The very flag of Israel tells us who owns it. There are many reasons why the Rothschilds and their allies wanted to hijack Palestine and one was to keep the Middle East in a state of disruption and turmoil from which a global war can eventually be triggered to usher in a New World Order of world government dictatorships. Now Israel receives around a third of all US overseas aid.
An average $3 billion a year is handed to the State of Rothschild as a result of decisions made by American administrations that are always, “Republican or Democrat”, influenced by the Rothschilds.

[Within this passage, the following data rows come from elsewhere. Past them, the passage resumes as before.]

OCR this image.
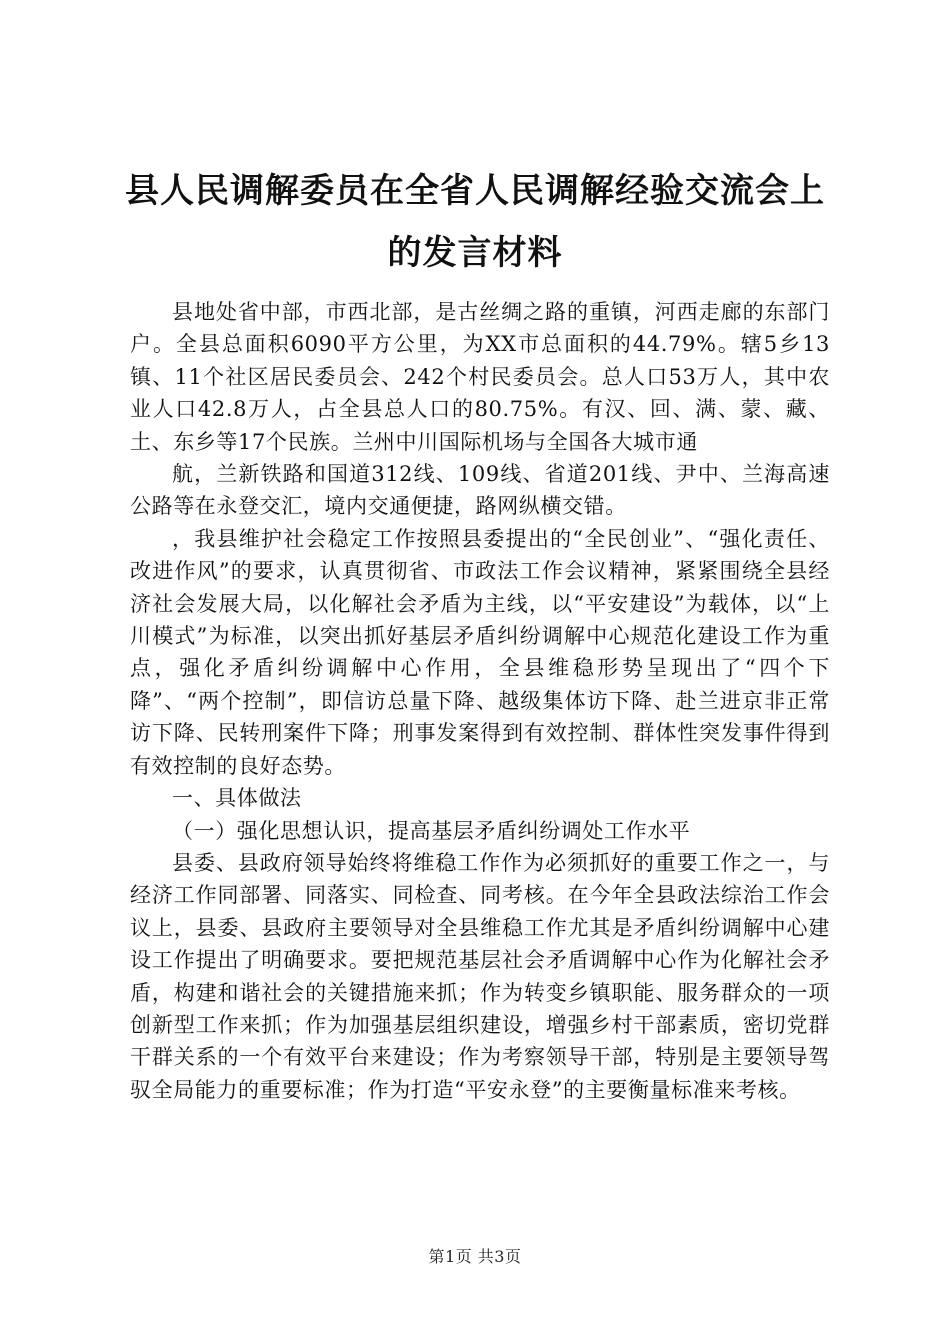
县人民调解委员在全省人民调解经验交流会上的发言材料

县地处省中部，市西北部，是古丝绸之路的重镇，河西走廊的东部门户。全县总面积6090平方公里，为XX市总面积的44.79%。辖5乡13镇、11个社区居民委员会、242个村民委员会。总人口53万人，其中农业人口42.8万人，占全县总人口的80.75%。有汉、回、满、蒙、藏、土、东乡等17个民族。兰州中川国际机场与全国各大城市通

航，兰新铁路和国道312线、109线、省道201线、尹中、兰海高速公路等在永登交汇，境内交通便捷，路网纵横交错。

，我县维护社会稳定工作按照县委提出的“全民创业”、“强化责任、改进作风”的要求，认真贯彻省、市政法工作会议精神，紧紧围绕全县经济社会发展大局，以化解社会矛盾为主线，以“平安建设”为载体，以“上川模式”为标准，以突出抓好基层矛盾纠纷调解中心规范化建设工作为重点，强化矛盾纠纷调解中心作用，全县维稳形势呈现出了“四个下降”、“两个控制”，即信访总量下降、越级集体访下降、赴兰进京非正常访下降、民转刑案件下降；刑事发案得到有效控制、群体性突发事件得到有效控制的良好态势。

一、具体做法

（一）强化思想认识，提高基层矛盾纠纷调处工作水平

县委、县政府领导始终将维稳工作作为必须抓好的重要工作之一，与经济工作同部署、同落实、同检查、同考核。在今年全县政法综治工作会议上，县委、县政府主要领导对全县维稳工作尤其是矛盾纠纷调解中心建设工作提出了明确要求。要把规范基层社会矛盾调解中心作为化解社会矛盾，构建和谐社会的关键措施来抓；作为转变乡镇职能、服务群众的一项创新型工作来抓；作为加强基层组织建设，增强乡村干部素质，密切党群干群关系的一个有效平台来建设；作为考察领导干部，特别是主要领导驾驭全局能力的重要标准；作为打造“平安永登”的主要衡量标准来考核。

第1页 共3页
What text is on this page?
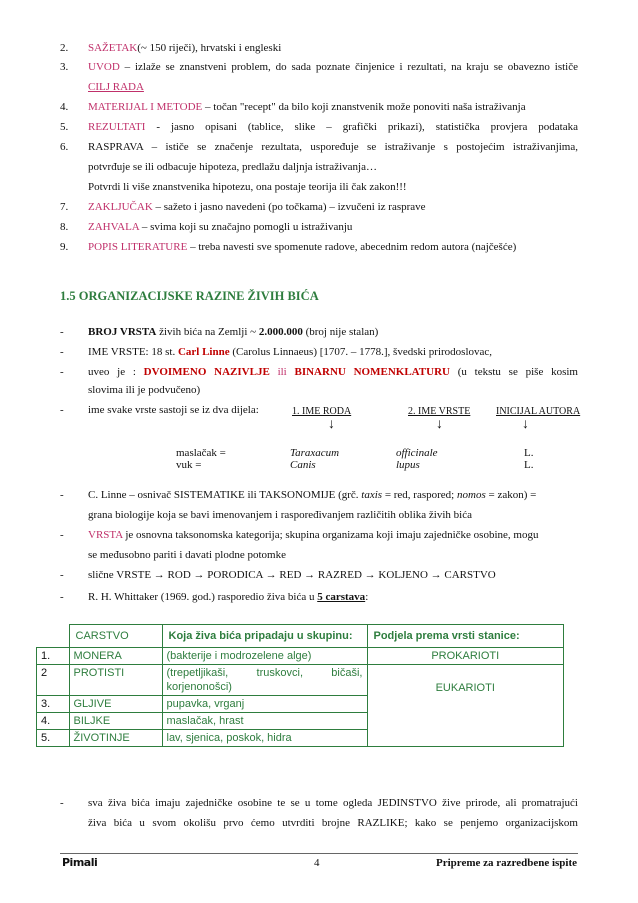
2. SAŽETAK(~ 150 riječi), hrvatski i engleski
3. UVOD – izlaže se znanstveni problem, do sada poznate činjenice i rezultati, na kraju se obavezno ističe
CILJ RADA
4. MATERIJAL I METODE – točan "recept" da bilo koji znanstvenik može ponoviti naša istraživanja
5. REZULTATI - jasno opisani (tablice, slike – grafički prikazi), statistička provjera podataka
6. RASPRAVA – ističe se značenje rezultata, uspoređuje se istraživanje s postojećim istraživanjima,
potvrđuje se ili odbacuje hipoteza, predlažu daljnja istraživanja…
Potvrdi li više znanstvenika hipotezu, ona postaje teorija ili čak zakon!!!
7. ZAKLJUČAK – sažeto i jasno navedeni (po točkama) – izvučeni iz rasprave
8. ZAHVALA – svima koji su značajno pomogli u istraživanju
9. POPIS LITERATURE – treba navesti sve spomenute radove, abecednim redom autora (najčešće)
1.5 ORGANIZACIJSKE RAZINE ŽIVIH BIĆA
- BROJ VRSTA živih bića na Zemlji ~ 2.000.000 (broj nije stalan)
- IME VRSTE: 18 st. Carl Linne (Carolus Linnaeus) [1707. – 1778.], švedski prirodoslovac,
- uveo je : DVOIMENO NAZIVLJE ili BINARNU NOMENKLATURU (u tekstu se piše kosim
slovima ili je podvučeno)
- ime svake vrste sastoji se iz dva dijela:	1. IME RODA	2. IME VRSTE	INICIJAL AUTORA
↓	↓	↓
maslačak =	Taraxacum	officinale	L.
vuk =	Canis	lupus	L.
- C. Linne – osnivač SISTEMATIKE ili TAKSONOMIJE (grč. taxis = red, raspored; nomos = zakon) =
grana biologije koja se bavi imenovanjem i raspoređivanjem različitih oblika živih bića
- VRSTA je osnovna taksonomska kategorija; skupina organizama koji imaju zajedničke osobine, mogu
se međusobno pariti i davati plodne potomke
- slične VRSTE → ROD → PORODICA → RED → RAZRED → KOLJENO → CARSTVO
- R. H. Whittaker (1969. god.) rasporedio živa bića u 5 carstava:
	CARSTVO	Koja živa bića pripadaju u skupinu:	Podjela prema vrsti stanice:
1.	MONERA	(bakterije i modrozelene alge)	PROKARIOTI
2	PROTISTI	(trepetljikaši, truskovci, bičaši, korjenonošci)	EUKARIOTI
3.	GLJIVE	pupavka, vrganj	
4.	BILJKE	maslačak, hrast	
5.	ŽIVOTINJE	lav, sjenica, poskok, hidra	
- sva živa bića imaju zajedničke osobine te se u tome ogleda JEDINSTVO žive prirode, ali promatrajući
živa bića u svom okolišu prvo ćemo utvrditi brojne RAZLIKE; kako se penjemo organizacijskom
Pimali	4	Pripreme za razredbene ispite
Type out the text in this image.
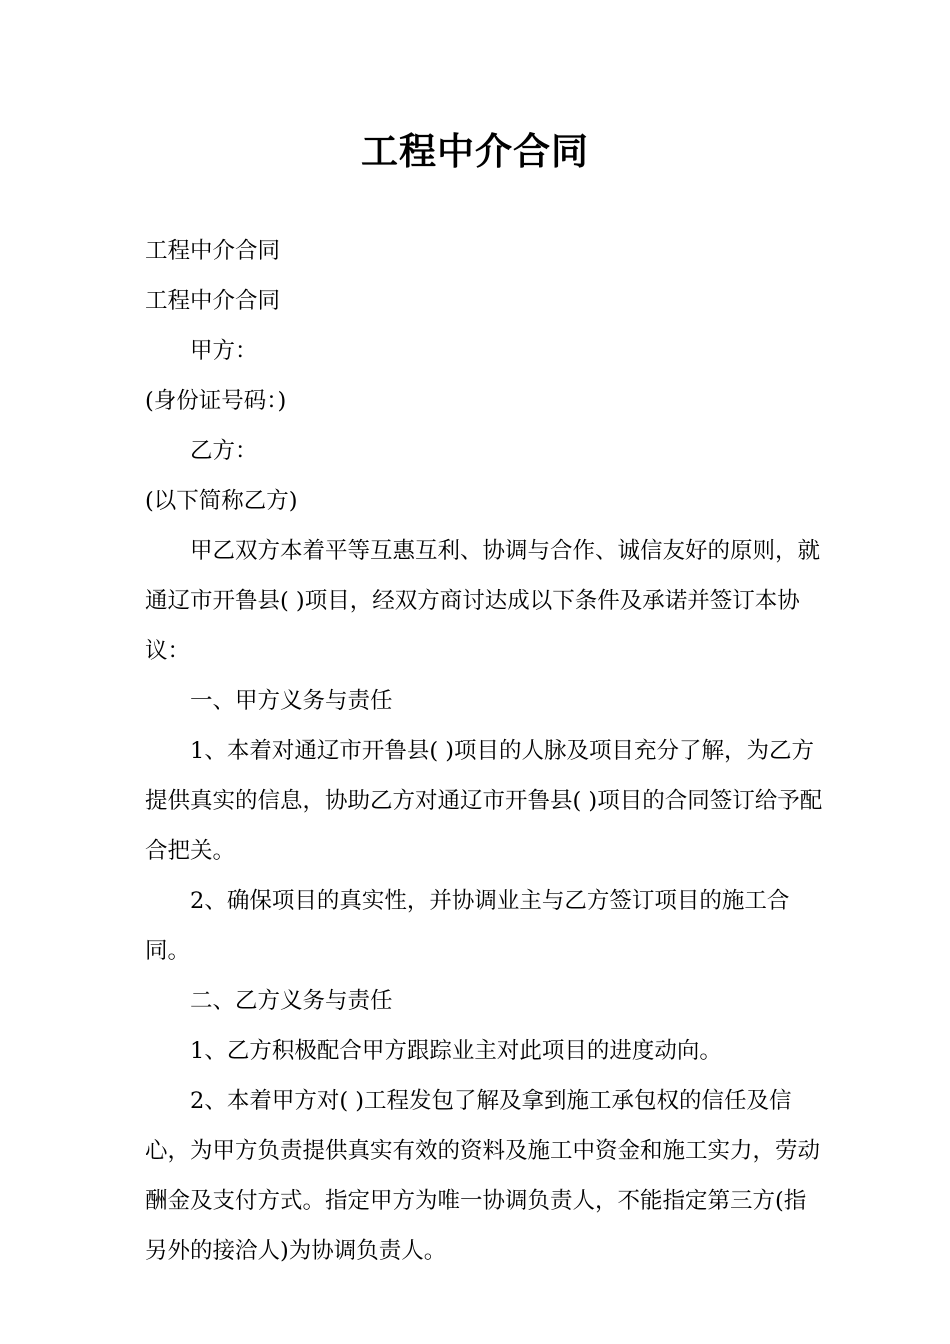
工程中介合同

工程中介合同

工程中介合同

甲方：

(身份证号码：)

乙方：

(以下简称乙方)

甲乙双方本着平等互惠互利、协调与合作、诚信友好的原则，就通辽市开鲁县( )项目，经双方商讨达成以下条件及承诺并签订本协议：

一、甲方义务与责任

1、本着对通辽市开鲁县( )项目的人脉及项目充分了解，为乙方提供真实的信息，协助乙方对通辽市开鲁县( )项目的合同签订给予配合把关。

2、确保项目的真实性，并协调业主与乙方签订项目的施工合同。

二、乙方义务与责任

1、乙方积极配合甲方跟踪业主对此项目的进度动向。

2、本着甲方对( )工程发包了解及拿到施工承包权的信任及信心，为甲方负责提供真实有效的资料及施工中资金和施工实力，劳动酬金及支付方式。指定甲方为唯一协调负责人，不能指定第三方(指另外的接洽人)为协调负责人。
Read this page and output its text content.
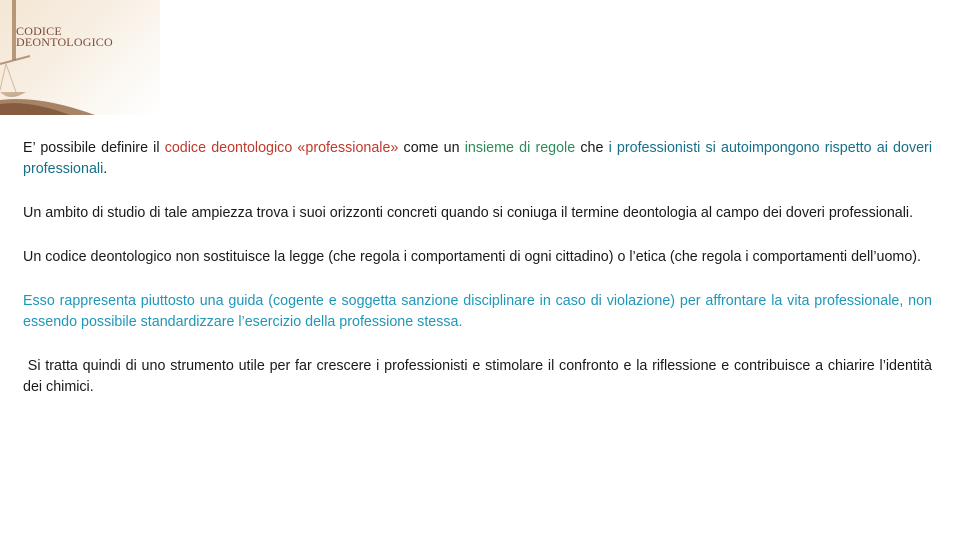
CODICE
DEONTOLOGICO

E’ possibile definire il codice deontologico «professionale» come un insieme di regole che i professionisti si autoimpongono rispetto ai doveri professionali.

Un ambito di studio di tale ampiezza trova i suoi orizzonti concreti quando si coniuga il termine deontologia al campo dei doveri professionali.

Un codice deontologico non sostituisce la legge (che regola i comportamenti di ogni cittadino) o l’etica (che regola i comportamenti dell’uomo).

Esso rappresenta piuttosto una guida (cogente e soggetta sanzione disciplinare in caso di violazione) per affrontare la vita professionale, non essendo possibile standardizzare l’esercizio della professione stessa.

Si tratta quindi di uno strumento utile per far crescere i professionisti e stimolare il confronto e la riflessione e contribuisce a chiarire l’identità dei chimici.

This explains why the United States never talks about the arsenal of nuclear weapons stockpiled by one of the world’s most trigger-happy states. Israel refuses to discuss them and the American policy, recently reconfirmed by Obama, is never to ask or bring up the subject. The last two US administrations are testament to the extent of Zionist control of America and thus its foreign policy, not least with regard to Iraq, the former land of Sumer and Babylon, which according to some just happens to be part of the ‘Greater Israel’ that the Zionists seek to secure.
Netanyahu’s Indoctrinated Geopolitics
Netanyahu and the neocons currently view Iran as a greater threat in the Middle East than ISIS, and while they advocate US military intervention, they emphasize that such intervention should not empower Iran, notes the American thinker Stephen Sniegoski.
Bernard Lewis, an thinker and author, echoed Yinon’s analysis of the fragility of Middle Eastern countries with an article in the September 1992 issue of Foreign Affairs titled “Rethinking the Middle East”. Therein, he wrote about a development he referred to as “Lebanonization”, stating that a “possibility, which could even be precipitated by [Islamic] fundamentalism, is what has of late been fashionable to call ‘Lebanonization.’ Most of the states of the Middle East—Egypt is an obvious exception—are of recent and artificial construction and are vulnerable to such a process.”
The Bottom Line of B. Lewis’ Doctrine
The theory behind this argument has been that if the central power is sufficiently weakened, there is no real civil society to hold the polity together, no real sense of common identity or overriding allegiance to the nation state. The state then disintegrates—as happened in Lebanon—into a chaos of squabbling, feuding, fighting sects, tribes, regions, and parties.”
Since Bernard Lewis— credited with coining the phrase “clash of civilizations”—has been a major advocate of a belligerent stance for the West against Islamic states, it would appear that he realized that such fragmentation would be the result of his belligerent policy.
Lewis was a major proponent of US invasion of Iraq and was an advisor to Dick Cheney, who has maintained close connections with the neocon nexus for years. Viewed in this context, the war on Syria and Iraq is part of the process of “Israeli territorial expansion”. Israeli intelligence working hand in glove with the US, Turkey, Saudi Arabia and NATO is directly supportive of an expedition directed against the so-called Islamic State (ISIS), which ultimately seeks to destroy both Syria and Iraq as nation states.